Spokesman Maj. Gen. Athar Abbas told a news conference the military had received orders from the government to begin operations against Mehsud, whose base is in South Waziristan.

"The necessary measures and steps which are part of a preliminary phase of the operation, the preparatory phase of the operation, that has commenced," Abbas told reporters.

But Information Minister Qamar Zaman Kaira stressed that the operation "has not been officially started."

They declined to give more details, saying secrecy was needed to protect the operation.

The reticence may indicate the armed forces are not yet ready for a full-scale battle in the region, a hard-scrabble, mountainous area where well-armed tribes hold sway and the government's influence is minimal.

They may also be talking up the operation before launching it to allow civilians time to flee.

The military is in the final stages of an operation to clear Taliban from the Swat Valley region, another area of Pakistan's volatile northwest.

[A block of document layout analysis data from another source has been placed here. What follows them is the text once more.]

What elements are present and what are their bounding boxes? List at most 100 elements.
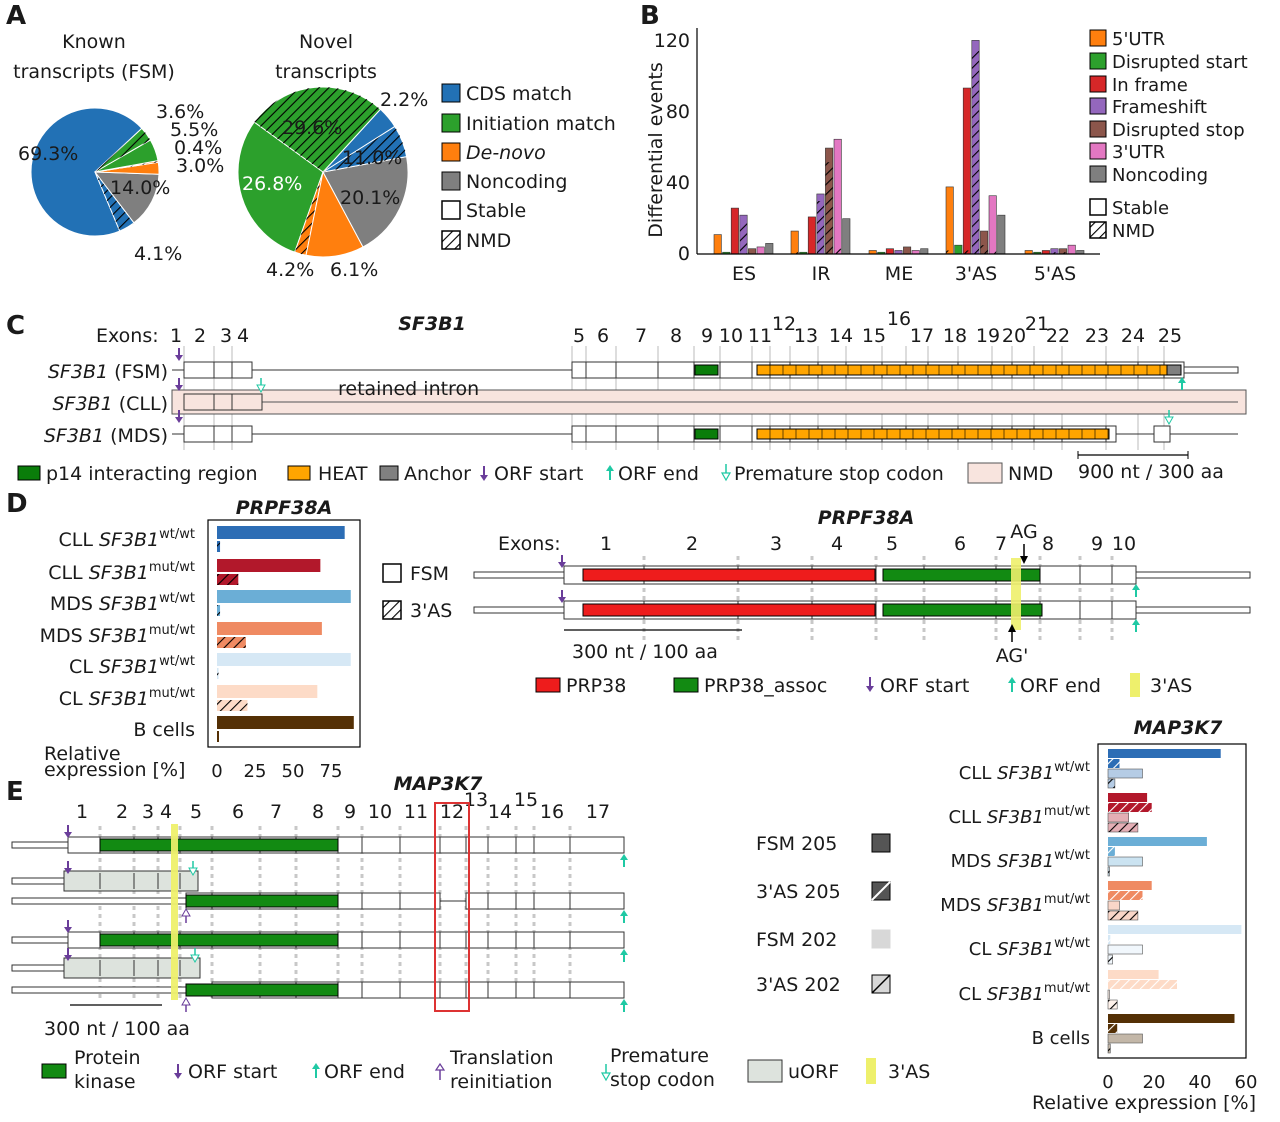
e-exon-12: [439, 981, 467, 999]
legend-stable: Stable: [466, 200, 526, 222]
c-legend-orf-start-icon: [480, 466, 488, 481]
c-heat-fsm: [756, 364, 1168, 376]
e-kinase-3as202: [185, 983, 339, 997]
c-legend-p14: p14 interacting region: [46, 463, 258, 485]
e-orf-start-head: [64, 868, 72, 874]
e-gene-title: MAP3K7: [394, 773, 483, 795]
c-exon-num-6: 6: [597, 325, 609, 347]
c-exon-num-12: 12: [772, 313, 796, 335]
c-exon-9: [719, 361, 753, 379]
d-row-label-2: MDS SF3B1wt/wt: [50, 591, 195, 615]
b-bar-IR-In frame: [807, 216, 816, 255]
d-bar-3as-hatch-2: [217, 605, 221, 616]
novel-label-4-2: 4.2%: [266, 259, 314, 281]
d-bar-3as-6: [217, 731, 219, 742]
e-exon-1: [67, 836, 101, 854]
c-legend-swatch-heat: [287, 465, 311, 481]
m-bar-3-0: [1108, 881, 1152, 890]
e-utr: [11, 964, 65, 972]
b-xtick-5'AS: 5'AS: [1034, 263, 1076, 285]
b-bar-nmd-3'AS-Disrupted stop: [980, 245, 988, 254]
m-bar-hatch-5-3: [1108, 1000, 1118, 1009]
d-exons-label: Exons:: [498, 533, 561, 555]
pie-slice-29.6%: [237, 121, 324, 253]
e-orf-end-head: [620, 949, 628, 955]
e-orf-start-head: [64, 832, 72, 838]
legend-noncoding: Noncoding: [466, 171, 567, 193]
c-track-mds-label: SF3B1 (MDS): [44, 425, 168, 447]
d-fsm-swatch: [382, 563, 402, 583]
d-exon-num-9: 9: [1091, 533, 1103, 555]
known-label-14: 14.0%: [110, 177, 170, 199]
d-row-labels: CLL SF3B1wt/wt CLL SF3B1mut/wt MDS SF3B1wt…: [40, 527, 195, 741]
e-exon-14: [487, 931, 517, 949]
pie-slice-hatch-6.1%: [323, 126, 407, 172]
d-legend-orf-start: ORF start: [880, 675, 969, 697]
c-exon-num-23: 23: [1085, 325, 1109, 347]
e-orf-end-head: [620, 910, 628, 916]
m-bar-0-0: [1108, 749, 1221, 758]
d-utr5-1: [473, 606, 565, 614]
novel-label-26-8: 26.8%: [242, 173, 302, 195]
d-legend-prp38: PRP38: [566, 675, 626, 697]
e-legend-3as: 3'AS: [888, 1061, 930, 1083]
b-bar-3'AS-In frame: [962, 87, 971, 255]
c-stop-head: [256, 384, 266, 394]
prpf38a-gene-model: [473, 544, 1251, 642]
c-exon-num-25: 25: [1158, 325, 1182, 347]
sf3b1-title: SF3B1: [398, 313, 466, 335]
m-bar-hatch-5-1: [1108, 980, 1177, 989]
pie-slice-hatch-4.1%: [95, 172, 134, 232]
c-cll-exon-2: [213, 393, 233, 411]
d-ag-label: AG: [1010, 521, 1037, 543]
e-uorf-202: [63, 957, 201, 979]
panel-c-legend: p14 interacting region HEAT Anchor ORF s…: [17, 451, 1224, 485]
e-uorf-205: [63, 870, 199, 892]
c-exon-7: [657, 361, 695, 379]
panel-b-legend: 5'UTR Disrupted start In frame Frameshif…: [1089, 29, 1248, 242]
novel-label-2-2: 2.2%: [380, 89, 428, 111]
d-xlabel-1: Relative: [44, 743, 121, 765]
e-legend-orf-end: ORF end: [324, 1061, 405, 1083]
m-bar-6-0: [1108, 1014, 1235, 1023]
e-exon-num-6: 6: [232, 801, 244, 823]
c-legend-premature-stop: Premature stop codon: [734, 463, 944, 485]
e-legend-reinit-2: reinitiation: [450, 1071, 552, 1093]
d-exon-num-5: 5: [886, 533, 898, 555]
d-bar-3as-hatch-5: [217, 700, 248, 711]
d-prp38-0: [582, 568, 876, 582]
e-exon-16: [533, 836, 571, 854]
events-bar-chart: ES IR ME 3'AS 5'AS: [713, 40, 1085, 285]
novel-label-11: 11.0%: [342, 147, 402, 169]
panel-a-label: A: [6, 1, 26, 31]
d-3as-label: 3'AS: [410, 600, 452, 622]
e-exon-10: [361, 931, 401, 949]
e-exon-12: [439, 931, 467, 949]
e-legend-kinase-1: Protein: [74, 1047, 141, 1069]
legend-init: Initiation match: [466, 113, 616, 135]
b-legend-5utr: 5'UTR: [1112, 29, 1165, 50]
e-utr: [11, 936, 69, 944]
m-bar-hatch-0-3: [1108, 779, 1115, 788]
m-bar-hatch-3-3: [1108, 911, 1138, 920]
d-exon-num-2: 2: [686, 533, 698, 555]
b-bar-nmd-ES-Frameshift: [739, 222, 748, 254]
m-bar-hatch-3-1: [1108, 891, 1143, 900]
m-row-label-0: CLL SF3B1wt/wt: [959, 760, 1090, 784]
e-exon-num-13: 13: [464, 789, 488, 811]
map3k7-gene-models: [11, 824, 628, 1012]
e-exon-9: [337, 892, 363, 910]
b-bar-3'AS-Disrupted start: [954, 244, 963, 255]
c-exon-6: [615, 361, 659, 379]
b-bar-nmd-IR-3'UTR: [834, 248, 842, 254]
e-exon-10: [361, 981, 401, 999]
m-row-label-6: B cells: [1032, 1028, 1090, 1049]
d-legend-orf-end-icon: [1008, 677, 1016, 692]
m-bar-hatch-1-3: [1108, 823, 1138, 832]
c-legend-orf-end-icon: [606, 465, 614, 480]
c-exon-num-9: 9: [701, 325, 713, 347]
b-xtick-3'AS: 3'AS: [955, 263, 997, 285]
c-track-cll-label: SF3B1 (CLL): [52, 393, 168, 415]
b-legend-nmd: NMD: [1112, 221, 1155, 242]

Abbas said the most populated areas were now free of militants.

The government is seeking to capitalize on the relative success of the six-week-old Swat offensive and a decline in sympathy for the Taliban — fueled by a recent wave of terrorist attacks across the country — to open a new front in the tribal zone.

The military action is being welcomed by the United States as a strong stand against militants after years of failed offensives and unsuccessful peace deals rather than confronting Taliban hard-liners directly.

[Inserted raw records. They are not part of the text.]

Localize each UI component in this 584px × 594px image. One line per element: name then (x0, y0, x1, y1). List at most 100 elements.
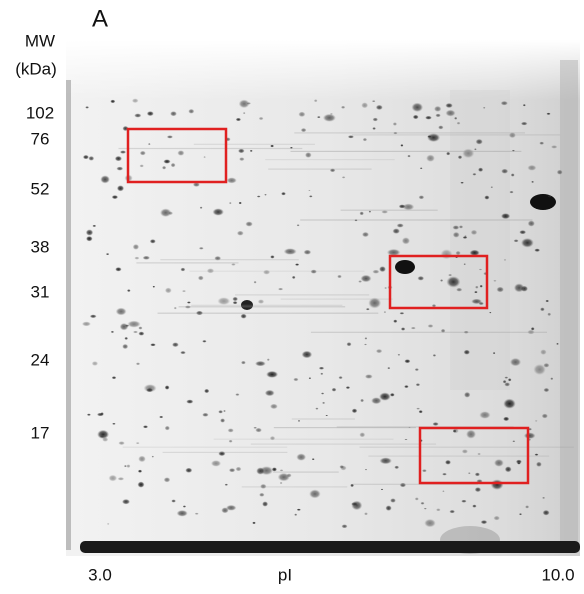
protein-spot (354, 219, 358, 222)
protein-spot (142, 425, 149, 429)
protein-spot (530, 194, 556, 210)
protein-spot (536, 461, 542, 467)
protein-spot (462, 236, 468, 239)
protein-spot (513, 283, 525, 293)
protein-spot (227, 428, 234, 433)
protein-spot (99, 435, 105, 438)
protein-spot (375, 349, 383, 354)
protein-spot (159, 415, 164, 419)
protein-spot (164, 385, 170, 390)
gel-streak-line (294, 132, 525, 134)
protein-spot (105, 253, 110, 256)
protein-spot (527, 329, 535, 335)
protein-spot (135, 362, 141, 366)
protein-spot (298, 111, 306, 118)
gel-streak-line (368, 455, 550, 457)
protein-spot (470, 229, 478, 235)
protein-spot (440, 249, 453, 260)
protein-spot (199, 206, 203, 209)
protein-spot (114, 155, 122, 162)
protein-spot (386, 248, 401, 256)
protein-spot (259, 492, 265, 497)
protein-spot (381, 210, 389, 214)
protein-spot (466, 429, 476, 439)
protein-spot (313, 99, 318, 103)
gel-streak-line (280, 298, 393, 300)
protein-spot (255, 360, 266, 367)
protein-spot (533, 364, 546, 375)
protein-spot (550, 377, 554, 381)
protein-spot (118, 441, 125, 445)
protein-spot (496, 286, 504, 293)
gel-background (66, 40, 580, 556)
gel-streak-line (160, 259, 299, 261)
protein-spot (414, 368, 419, 371)
protein-spot (253, 280, 257, 284)
protein-spot (134, 113, 142, 118)
protein-spot (110, 99, 116, 104)
protein-spot (460, 181, 464, 184)
protein-spot (197, 275, 204, 281)
protein-spot (371, 397, 382, 405)
protein-spot (425, 115, 432, 120)
protein-spot (397, 354, 401, 356)
protein-spot (311, 458, 315, 461)
protein-spot (372, 117, 378, 122)
protein-spot (364, 337, 368, 340)
protein-spot (404, 359, 411, 364)
protein-spot (519, 230, 527, 235)
protein-spot (467, 472, 471, 475)
protein-spot (493, 515, 500, 521)
protein-spot (408, 426, 411, 428)
protein-spot (186, 301, 191, 304)
protein-spot (238, 148, 245, 154)
protein-spot (294, 513, 298, 516)
gel-image (66, 40, 580, 556)
protein-spot (360, 398, 364, 403)
protein-spot (321, 392, 325, 395)
protein-spot (198, 247, 204, 250)
protein-spot (309, 489, 321, 499)
protein-spot (182, 290, 186, 293)
protein-spot (214, 255, 222, 261)
protein-spot (137, 481, 145, 488)
protein-spot (442, 490, 445, 492)
protein-spot (308, 189, 311, 192)
protein-spot (86, 413, 91, 416)
protein-spot (520, 121, 528, 126)
protein-spot (202, 340, 207, 343)
y-axis-unit: (kDa) (15, 59, 57, 78)
protein-spot (139, 164, 144, 168)
protein-spot (151, 455, 154, 458)
protein-spot (454, 116, 458, 120)
protein-spot (85, 106, 89, 109)
protein-spot (364, 512, 368, 516)
protein-spot (171, 499, 176, 503)
protein-spot (239, 157, 245, 162)
protein-spot (361, 102, 369, 109)
protein-spot (462, 148, 475, 159)
protein-spot (300, 128, 307, 133)
protein-spot (139, 150, 146, 156)
protein-spot (305, 152, 312, 158)
protein-spot (435, 113, 441, 118)
protein-spot (432, 422, 439, 426)
protein-spot (512, 440, 516, 443)
protein-spot (163, 159, 171, 164)
highlight-box (126, 127, 228, 184)
protein-spot (474, 487, 482, 493)
gel-edge (560, 60, 578, 550)
gel-streak-line (352, 134, 561, 136)
protein-spot (137, 469, 143, 473)
protein-spot (127, 289, 131, 292)
protein-spot (351, 500, 363, 511)
protein-spot (522, 104, 526, 107)
protein-spot (478, 167, 484, 172)
protein-spot (119, 150, 127, 154)
protein-spot (446, 276, 461, 288)
protein-spot (475, 138, 483, 145)
protein-spot (543, 387, 550, 393)
protein-spot (195, 310, 204, 316)
x-axis-right-label: 10.0 (541, 565, 574, 584)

But the weak government is also keenly aware that public support could sour if civilian casualties escalate or the task of resettling more than 2 million refugees displaced by the fighting in Swat is badly handled.

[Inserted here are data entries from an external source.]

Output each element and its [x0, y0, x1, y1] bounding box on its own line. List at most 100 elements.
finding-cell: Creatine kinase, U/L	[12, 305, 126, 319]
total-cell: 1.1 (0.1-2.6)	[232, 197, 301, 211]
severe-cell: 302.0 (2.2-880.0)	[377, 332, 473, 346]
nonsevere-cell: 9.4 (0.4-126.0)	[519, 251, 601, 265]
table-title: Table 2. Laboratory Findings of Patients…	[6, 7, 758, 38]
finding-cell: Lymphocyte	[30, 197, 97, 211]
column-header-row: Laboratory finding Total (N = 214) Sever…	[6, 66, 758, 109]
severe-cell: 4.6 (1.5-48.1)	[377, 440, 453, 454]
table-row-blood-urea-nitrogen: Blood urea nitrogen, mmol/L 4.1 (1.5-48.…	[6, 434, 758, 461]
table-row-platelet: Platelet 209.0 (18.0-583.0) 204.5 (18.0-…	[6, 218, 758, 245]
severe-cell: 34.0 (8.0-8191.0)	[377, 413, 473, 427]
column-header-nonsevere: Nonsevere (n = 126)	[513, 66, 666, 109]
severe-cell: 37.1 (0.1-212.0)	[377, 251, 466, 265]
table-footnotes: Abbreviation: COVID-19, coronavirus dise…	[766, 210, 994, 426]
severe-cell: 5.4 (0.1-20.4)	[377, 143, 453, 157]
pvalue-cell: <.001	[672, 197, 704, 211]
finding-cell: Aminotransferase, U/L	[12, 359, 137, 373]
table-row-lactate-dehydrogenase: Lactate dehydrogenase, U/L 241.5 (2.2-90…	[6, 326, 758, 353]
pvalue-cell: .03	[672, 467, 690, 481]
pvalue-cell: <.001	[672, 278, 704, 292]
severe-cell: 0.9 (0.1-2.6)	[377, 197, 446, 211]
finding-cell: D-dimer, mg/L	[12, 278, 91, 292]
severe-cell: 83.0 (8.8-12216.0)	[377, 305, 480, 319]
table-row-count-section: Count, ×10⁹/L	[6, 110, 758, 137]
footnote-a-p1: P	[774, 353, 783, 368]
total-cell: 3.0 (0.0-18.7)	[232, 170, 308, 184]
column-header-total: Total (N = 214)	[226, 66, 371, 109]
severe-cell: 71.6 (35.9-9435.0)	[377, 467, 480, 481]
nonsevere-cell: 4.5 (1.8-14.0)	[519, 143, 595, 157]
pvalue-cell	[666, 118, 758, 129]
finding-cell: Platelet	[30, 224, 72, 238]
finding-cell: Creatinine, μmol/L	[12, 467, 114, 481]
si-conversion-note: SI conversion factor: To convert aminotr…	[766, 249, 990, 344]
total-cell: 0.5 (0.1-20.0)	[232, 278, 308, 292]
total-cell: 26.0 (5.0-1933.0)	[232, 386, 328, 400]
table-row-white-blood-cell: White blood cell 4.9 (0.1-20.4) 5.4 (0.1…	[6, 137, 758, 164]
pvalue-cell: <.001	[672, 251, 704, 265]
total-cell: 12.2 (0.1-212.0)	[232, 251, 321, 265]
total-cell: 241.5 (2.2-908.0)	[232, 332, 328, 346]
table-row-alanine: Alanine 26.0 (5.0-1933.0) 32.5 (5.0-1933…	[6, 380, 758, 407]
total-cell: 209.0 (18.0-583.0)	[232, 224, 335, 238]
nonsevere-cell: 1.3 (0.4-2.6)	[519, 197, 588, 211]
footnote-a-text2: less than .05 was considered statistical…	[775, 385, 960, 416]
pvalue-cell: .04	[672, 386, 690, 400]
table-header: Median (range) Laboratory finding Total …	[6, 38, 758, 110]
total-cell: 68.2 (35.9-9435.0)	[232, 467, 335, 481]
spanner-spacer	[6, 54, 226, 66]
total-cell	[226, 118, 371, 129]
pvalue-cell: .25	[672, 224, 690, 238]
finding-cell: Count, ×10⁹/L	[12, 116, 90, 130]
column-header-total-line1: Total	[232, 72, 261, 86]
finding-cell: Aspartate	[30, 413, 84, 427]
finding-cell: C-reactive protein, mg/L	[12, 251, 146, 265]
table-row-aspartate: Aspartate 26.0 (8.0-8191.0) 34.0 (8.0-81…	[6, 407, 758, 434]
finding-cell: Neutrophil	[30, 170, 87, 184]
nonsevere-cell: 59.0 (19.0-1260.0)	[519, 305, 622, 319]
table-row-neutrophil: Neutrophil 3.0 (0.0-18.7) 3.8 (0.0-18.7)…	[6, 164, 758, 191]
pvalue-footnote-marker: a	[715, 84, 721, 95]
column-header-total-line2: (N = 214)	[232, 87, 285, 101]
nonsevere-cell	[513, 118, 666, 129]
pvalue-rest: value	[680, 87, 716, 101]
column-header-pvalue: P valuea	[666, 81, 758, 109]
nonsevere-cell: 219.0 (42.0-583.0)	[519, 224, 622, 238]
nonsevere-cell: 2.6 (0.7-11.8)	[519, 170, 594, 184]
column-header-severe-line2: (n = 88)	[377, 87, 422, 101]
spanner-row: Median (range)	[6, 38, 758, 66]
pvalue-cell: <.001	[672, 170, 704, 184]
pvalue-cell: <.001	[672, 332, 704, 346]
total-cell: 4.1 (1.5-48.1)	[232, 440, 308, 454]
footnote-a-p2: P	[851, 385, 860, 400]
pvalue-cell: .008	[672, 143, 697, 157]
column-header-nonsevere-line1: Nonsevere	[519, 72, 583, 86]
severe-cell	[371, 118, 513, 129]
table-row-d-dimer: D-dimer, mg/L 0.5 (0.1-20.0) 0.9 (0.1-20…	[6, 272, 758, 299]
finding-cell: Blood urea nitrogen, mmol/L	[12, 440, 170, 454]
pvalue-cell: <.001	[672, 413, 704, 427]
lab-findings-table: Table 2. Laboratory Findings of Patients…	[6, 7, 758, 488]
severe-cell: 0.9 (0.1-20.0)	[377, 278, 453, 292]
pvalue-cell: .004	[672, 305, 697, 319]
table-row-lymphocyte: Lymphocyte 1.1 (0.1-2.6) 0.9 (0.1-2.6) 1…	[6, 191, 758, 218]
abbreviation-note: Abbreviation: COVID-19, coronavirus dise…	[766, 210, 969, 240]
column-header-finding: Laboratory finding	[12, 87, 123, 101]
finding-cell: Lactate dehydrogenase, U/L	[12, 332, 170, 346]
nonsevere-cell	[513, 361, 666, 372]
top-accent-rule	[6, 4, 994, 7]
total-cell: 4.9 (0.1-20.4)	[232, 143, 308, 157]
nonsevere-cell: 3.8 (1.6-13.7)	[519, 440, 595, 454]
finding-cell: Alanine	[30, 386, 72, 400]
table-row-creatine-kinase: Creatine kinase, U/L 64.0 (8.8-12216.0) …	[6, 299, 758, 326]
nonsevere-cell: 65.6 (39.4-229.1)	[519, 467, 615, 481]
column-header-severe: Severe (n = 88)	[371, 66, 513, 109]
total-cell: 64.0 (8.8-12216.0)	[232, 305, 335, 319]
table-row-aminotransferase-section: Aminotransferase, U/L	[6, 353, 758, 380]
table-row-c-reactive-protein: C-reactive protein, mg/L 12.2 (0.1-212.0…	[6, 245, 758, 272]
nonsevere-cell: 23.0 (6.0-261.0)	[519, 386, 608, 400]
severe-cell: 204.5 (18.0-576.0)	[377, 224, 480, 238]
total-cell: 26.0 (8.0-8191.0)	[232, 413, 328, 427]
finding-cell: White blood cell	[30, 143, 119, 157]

Kaira said the government is prepared to weather a fresh terrorism campaign if necessary to carry out the mission to capture or kill Mehsud, who is blamed for a string of suicide bombings and other attacks in retaliation for the Swat operation. More than 100 people have died in the attacks across Pakistan since late May.

"The risk of lives is there, we have to give sacrifices, we have to pay this price and the nation is ready to give this price to get rid of this menace," he said.

Abbas told reporters there were unconfirmed reports that an al-Qaida-linked Uzbek militant leader, Tahir Yuldash, was injured in a Pakistan air force strike Sunday in the Makeen area of South Waziristan. He gave no further details.

Yuldash is the leader of the Islamic Movement of Uzbekistan and has survived many military operations in the tribal regions bordering Afghanistan after the Sept. 11, 2001 attacks in the United States. His group is widely regarded as having ties to al-Qaida.

The military has struck suspected militant strongholds in South Waziristan and neighboring Bannu with shells and bombs in recent days, and began controlling roads leading in and out of the region. But there has been little sign of large-scale fighting.

South Waziristan has frequently been the site of U.S. missile strikes, the latest one on Sunday.

On Monday, Pakistan military chief Gen. Ashfaq Parvez Kayani denounced terrorists as enemies of the country and Islam, but warned his officers to avoid killing civilians as they widen their operations against the Taliban.

"In the present circumstances ... it is difficult to differentiate between friend and enemy," Kayani told a group of officers. "The problem is that you have to separate black from white ... to avoid collateral damage."